Publié le 04 février 2014 par Popov

L’ARGUMENT

 Dans les années  trente Ben Hecht  scénariste des plus grands chef d’œuvre  du cinéma  américain  (auteur du célèbre « Je hais les acteurs »)  et Robert Flemming un metteur en scène médiocre de l’époque sont convoqués par le magnat David O. Selznick pour tenter de réécrire « Autant en emporte le vent » dont le tournage a été interrompu brutalement. Ben Hecht n’a pas lu une ligne du bottin de Margaret Mitchell. Ils ont cinq jours ouvrables pour réécrire le scénario.

 LE PLUS

-  C’est l’histoire d’un « making of » échevelé, un huis clos digne de la plus éprouvante émission de téléréalité pendant laquelle le trio va singer, mimer, ânonner, accoucher des répliques du plus grand succès romantique du cinéma.

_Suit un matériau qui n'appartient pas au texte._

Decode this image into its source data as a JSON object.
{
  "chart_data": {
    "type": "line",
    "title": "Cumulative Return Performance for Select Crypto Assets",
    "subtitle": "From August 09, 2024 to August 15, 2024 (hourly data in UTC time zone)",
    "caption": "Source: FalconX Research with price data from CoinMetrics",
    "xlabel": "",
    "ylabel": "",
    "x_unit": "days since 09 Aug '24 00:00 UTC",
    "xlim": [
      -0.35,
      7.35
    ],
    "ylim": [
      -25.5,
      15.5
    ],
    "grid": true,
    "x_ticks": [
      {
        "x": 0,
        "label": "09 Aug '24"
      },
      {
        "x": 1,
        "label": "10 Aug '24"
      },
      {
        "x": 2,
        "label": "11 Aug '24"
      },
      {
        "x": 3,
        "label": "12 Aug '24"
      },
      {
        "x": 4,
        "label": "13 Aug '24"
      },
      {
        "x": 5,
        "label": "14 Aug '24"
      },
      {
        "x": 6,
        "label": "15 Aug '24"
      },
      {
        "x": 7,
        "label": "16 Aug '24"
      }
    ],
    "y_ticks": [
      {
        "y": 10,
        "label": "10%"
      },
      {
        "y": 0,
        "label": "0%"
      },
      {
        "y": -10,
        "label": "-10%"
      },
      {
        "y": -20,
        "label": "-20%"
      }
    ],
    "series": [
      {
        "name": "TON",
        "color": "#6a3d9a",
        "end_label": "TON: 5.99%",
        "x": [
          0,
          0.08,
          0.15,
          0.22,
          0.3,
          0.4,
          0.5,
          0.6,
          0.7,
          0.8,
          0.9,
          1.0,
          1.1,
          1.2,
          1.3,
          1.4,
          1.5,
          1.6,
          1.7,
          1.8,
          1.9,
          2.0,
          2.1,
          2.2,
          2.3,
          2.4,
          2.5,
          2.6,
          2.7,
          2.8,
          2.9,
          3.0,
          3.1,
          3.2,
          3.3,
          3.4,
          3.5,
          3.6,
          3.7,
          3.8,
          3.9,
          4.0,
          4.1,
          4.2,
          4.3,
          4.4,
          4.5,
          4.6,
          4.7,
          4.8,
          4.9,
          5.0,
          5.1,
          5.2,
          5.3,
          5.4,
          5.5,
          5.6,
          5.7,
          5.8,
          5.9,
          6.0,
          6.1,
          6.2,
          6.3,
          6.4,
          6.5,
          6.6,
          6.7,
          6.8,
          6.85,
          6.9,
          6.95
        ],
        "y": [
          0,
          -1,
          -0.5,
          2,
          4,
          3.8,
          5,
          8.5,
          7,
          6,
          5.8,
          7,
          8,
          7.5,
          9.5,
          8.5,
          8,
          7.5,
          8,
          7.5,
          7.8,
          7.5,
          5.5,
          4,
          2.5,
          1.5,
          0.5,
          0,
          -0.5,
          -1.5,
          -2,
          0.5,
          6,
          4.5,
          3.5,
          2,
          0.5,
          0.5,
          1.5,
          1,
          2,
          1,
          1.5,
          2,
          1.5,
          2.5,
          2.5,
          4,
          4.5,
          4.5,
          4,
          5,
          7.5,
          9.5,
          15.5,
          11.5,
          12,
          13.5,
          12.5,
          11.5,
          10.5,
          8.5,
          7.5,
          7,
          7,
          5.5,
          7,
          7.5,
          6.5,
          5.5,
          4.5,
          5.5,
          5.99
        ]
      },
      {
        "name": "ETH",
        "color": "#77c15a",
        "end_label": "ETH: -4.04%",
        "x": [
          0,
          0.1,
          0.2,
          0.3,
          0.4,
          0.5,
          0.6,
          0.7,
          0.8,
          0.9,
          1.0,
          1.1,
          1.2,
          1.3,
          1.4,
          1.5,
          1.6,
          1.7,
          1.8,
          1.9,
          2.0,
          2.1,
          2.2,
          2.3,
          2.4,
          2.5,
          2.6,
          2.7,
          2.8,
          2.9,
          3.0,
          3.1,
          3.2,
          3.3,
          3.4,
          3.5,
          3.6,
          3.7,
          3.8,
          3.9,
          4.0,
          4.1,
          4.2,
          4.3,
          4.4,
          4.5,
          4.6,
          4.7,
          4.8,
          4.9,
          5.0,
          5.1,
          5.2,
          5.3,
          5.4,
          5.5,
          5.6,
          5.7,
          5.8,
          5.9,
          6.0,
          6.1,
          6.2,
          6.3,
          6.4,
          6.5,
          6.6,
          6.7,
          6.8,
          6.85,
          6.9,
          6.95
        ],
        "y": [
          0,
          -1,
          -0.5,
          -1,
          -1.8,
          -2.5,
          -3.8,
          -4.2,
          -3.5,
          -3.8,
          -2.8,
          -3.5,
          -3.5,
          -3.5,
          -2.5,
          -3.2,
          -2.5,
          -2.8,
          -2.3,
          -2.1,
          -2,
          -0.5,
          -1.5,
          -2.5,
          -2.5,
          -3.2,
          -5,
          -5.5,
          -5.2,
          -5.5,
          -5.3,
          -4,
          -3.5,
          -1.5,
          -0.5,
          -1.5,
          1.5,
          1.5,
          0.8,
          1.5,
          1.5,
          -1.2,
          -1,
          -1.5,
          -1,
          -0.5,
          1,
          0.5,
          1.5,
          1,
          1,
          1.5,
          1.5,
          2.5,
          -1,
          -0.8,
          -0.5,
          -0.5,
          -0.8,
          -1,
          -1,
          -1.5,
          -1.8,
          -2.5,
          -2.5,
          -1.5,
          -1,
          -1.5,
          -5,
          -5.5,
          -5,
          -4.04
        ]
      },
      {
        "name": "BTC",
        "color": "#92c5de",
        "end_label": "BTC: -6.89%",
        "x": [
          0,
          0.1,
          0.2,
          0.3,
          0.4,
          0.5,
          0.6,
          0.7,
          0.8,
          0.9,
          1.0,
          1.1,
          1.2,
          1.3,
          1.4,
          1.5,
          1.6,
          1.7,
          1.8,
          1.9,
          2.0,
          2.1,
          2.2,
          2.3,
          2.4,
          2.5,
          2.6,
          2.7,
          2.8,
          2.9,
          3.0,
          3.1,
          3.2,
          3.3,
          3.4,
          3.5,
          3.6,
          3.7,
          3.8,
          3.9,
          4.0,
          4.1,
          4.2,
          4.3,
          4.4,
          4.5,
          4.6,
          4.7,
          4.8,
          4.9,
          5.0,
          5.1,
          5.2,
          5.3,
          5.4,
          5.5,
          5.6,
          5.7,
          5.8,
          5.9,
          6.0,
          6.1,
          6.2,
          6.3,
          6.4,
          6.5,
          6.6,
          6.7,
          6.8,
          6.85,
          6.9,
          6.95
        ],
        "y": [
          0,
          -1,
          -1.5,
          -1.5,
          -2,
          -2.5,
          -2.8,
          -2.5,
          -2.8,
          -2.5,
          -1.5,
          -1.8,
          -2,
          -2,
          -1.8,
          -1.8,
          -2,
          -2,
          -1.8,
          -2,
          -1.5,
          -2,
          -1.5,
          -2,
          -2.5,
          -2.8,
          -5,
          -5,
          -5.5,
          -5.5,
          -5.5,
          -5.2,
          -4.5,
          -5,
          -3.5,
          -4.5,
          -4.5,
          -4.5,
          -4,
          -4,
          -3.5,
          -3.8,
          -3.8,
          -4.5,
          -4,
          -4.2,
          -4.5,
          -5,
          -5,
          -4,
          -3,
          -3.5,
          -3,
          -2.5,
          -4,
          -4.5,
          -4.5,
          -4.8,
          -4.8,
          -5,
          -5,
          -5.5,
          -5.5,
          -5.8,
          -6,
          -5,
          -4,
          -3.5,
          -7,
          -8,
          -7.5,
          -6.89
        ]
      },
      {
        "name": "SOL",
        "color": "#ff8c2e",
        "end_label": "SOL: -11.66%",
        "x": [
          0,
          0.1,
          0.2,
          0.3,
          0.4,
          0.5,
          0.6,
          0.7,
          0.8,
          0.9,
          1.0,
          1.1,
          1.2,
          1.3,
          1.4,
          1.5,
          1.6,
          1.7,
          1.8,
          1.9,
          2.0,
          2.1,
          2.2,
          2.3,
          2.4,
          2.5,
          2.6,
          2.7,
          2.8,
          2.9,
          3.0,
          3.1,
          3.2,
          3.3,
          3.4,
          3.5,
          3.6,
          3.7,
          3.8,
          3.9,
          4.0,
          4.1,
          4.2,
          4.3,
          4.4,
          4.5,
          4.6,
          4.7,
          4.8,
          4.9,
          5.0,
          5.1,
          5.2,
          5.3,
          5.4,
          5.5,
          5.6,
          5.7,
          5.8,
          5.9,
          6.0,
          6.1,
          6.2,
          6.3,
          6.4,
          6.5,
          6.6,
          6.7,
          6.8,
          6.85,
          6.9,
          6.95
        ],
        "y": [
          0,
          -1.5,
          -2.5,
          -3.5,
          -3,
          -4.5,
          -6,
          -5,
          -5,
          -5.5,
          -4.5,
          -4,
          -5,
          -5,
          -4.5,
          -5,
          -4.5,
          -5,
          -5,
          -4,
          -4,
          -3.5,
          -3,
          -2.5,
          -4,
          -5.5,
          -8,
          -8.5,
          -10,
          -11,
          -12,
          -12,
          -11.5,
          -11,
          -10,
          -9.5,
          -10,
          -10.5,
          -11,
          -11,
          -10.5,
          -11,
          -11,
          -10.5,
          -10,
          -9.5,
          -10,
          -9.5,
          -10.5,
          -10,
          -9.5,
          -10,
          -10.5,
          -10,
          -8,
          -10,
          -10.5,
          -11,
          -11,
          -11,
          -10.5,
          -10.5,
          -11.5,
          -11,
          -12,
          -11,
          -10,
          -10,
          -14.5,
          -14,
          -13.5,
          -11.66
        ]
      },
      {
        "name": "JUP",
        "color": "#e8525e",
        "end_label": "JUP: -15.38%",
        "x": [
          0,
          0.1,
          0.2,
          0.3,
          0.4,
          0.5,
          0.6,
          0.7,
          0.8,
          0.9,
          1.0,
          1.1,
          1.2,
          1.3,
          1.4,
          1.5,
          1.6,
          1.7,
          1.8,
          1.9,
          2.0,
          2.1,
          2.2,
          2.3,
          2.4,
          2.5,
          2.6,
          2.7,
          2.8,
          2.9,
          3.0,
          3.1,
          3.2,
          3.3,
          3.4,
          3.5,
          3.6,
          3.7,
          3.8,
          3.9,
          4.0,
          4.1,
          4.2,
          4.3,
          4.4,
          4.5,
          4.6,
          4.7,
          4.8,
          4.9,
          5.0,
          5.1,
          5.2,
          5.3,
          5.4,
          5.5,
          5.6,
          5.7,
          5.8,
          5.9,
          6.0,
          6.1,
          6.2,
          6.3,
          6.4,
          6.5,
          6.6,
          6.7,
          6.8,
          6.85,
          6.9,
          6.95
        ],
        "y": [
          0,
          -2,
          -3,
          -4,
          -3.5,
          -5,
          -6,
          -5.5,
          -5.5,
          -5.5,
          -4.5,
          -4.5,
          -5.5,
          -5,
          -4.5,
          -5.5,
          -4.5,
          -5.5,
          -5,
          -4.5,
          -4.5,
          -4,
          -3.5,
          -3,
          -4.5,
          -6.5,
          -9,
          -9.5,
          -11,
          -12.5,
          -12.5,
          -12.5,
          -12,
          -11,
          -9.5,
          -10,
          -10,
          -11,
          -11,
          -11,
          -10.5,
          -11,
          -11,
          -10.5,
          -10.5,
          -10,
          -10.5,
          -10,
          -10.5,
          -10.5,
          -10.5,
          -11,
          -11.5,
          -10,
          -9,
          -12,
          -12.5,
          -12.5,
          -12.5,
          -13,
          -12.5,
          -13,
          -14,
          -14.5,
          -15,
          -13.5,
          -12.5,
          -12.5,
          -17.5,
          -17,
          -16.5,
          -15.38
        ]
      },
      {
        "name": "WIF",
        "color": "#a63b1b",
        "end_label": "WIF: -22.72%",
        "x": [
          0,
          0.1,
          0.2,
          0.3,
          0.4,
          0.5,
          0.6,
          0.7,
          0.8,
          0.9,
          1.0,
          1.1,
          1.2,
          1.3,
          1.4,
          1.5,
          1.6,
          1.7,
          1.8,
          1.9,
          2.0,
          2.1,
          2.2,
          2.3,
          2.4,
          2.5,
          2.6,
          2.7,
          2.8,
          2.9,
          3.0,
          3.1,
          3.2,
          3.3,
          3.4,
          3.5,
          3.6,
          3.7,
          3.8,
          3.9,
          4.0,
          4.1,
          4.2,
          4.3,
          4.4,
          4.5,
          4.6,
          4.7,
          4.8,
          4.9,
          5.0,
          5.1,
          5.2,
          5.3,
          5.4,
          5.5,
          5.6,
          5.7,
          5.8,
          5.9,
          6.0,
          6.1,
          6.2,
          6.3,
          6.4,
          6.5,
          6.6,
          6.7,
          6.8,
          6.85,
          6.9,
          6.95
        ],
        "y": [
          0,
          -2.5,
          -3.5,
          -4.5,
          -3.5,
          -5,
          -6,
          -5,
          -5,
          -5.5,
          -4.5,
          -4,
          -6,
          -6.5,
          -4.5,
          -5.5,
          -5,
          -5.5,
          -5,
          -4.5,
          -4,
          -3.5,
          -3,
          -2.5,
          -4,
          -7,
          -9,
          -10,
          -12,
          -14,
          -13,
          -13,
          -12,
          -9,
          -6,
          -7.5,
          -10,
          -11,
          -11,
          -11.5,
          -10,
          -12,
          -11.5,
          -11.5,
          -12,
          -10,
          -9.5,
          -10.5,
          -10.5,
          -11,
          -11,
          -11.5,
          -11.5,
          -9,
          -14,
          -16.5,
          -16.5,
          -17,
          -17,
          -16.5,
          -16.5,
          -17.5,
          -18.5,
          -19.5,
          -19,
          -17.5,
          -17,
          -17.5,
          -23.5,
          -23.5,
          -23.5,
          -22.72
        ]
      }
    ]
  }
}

Enfermés dans le bureau du directeur, nourris exclusivement de bananes et de cacahuètes, ils ne pourront sortir que lorsqu’ils auront terminé.

- Le casting : avec un Thierry Frémont  dans le rôle du scénariste intelligent et cynique qui joue  un Ben Hecht comme il jouerait  Woyzeck . Un Pierre Cassignard qui donne beaucoup d’humanité au personnage du producteur tyran et un  Emmanuel Patron à la vacuité transcendentale de certaines grandes stars stupides d’Hollywood. Très bien dirigés par Daniel Colas (un immense acteur dont je garde un souvenir ému dans le Locataire de Joe Orton)

les acteurs « surjouent » avec modération. C’est un bonheur de  pitreries , pantalonnades , cabotinages mais toujours avec le dosage nécessaire et sans sacrifier le texte.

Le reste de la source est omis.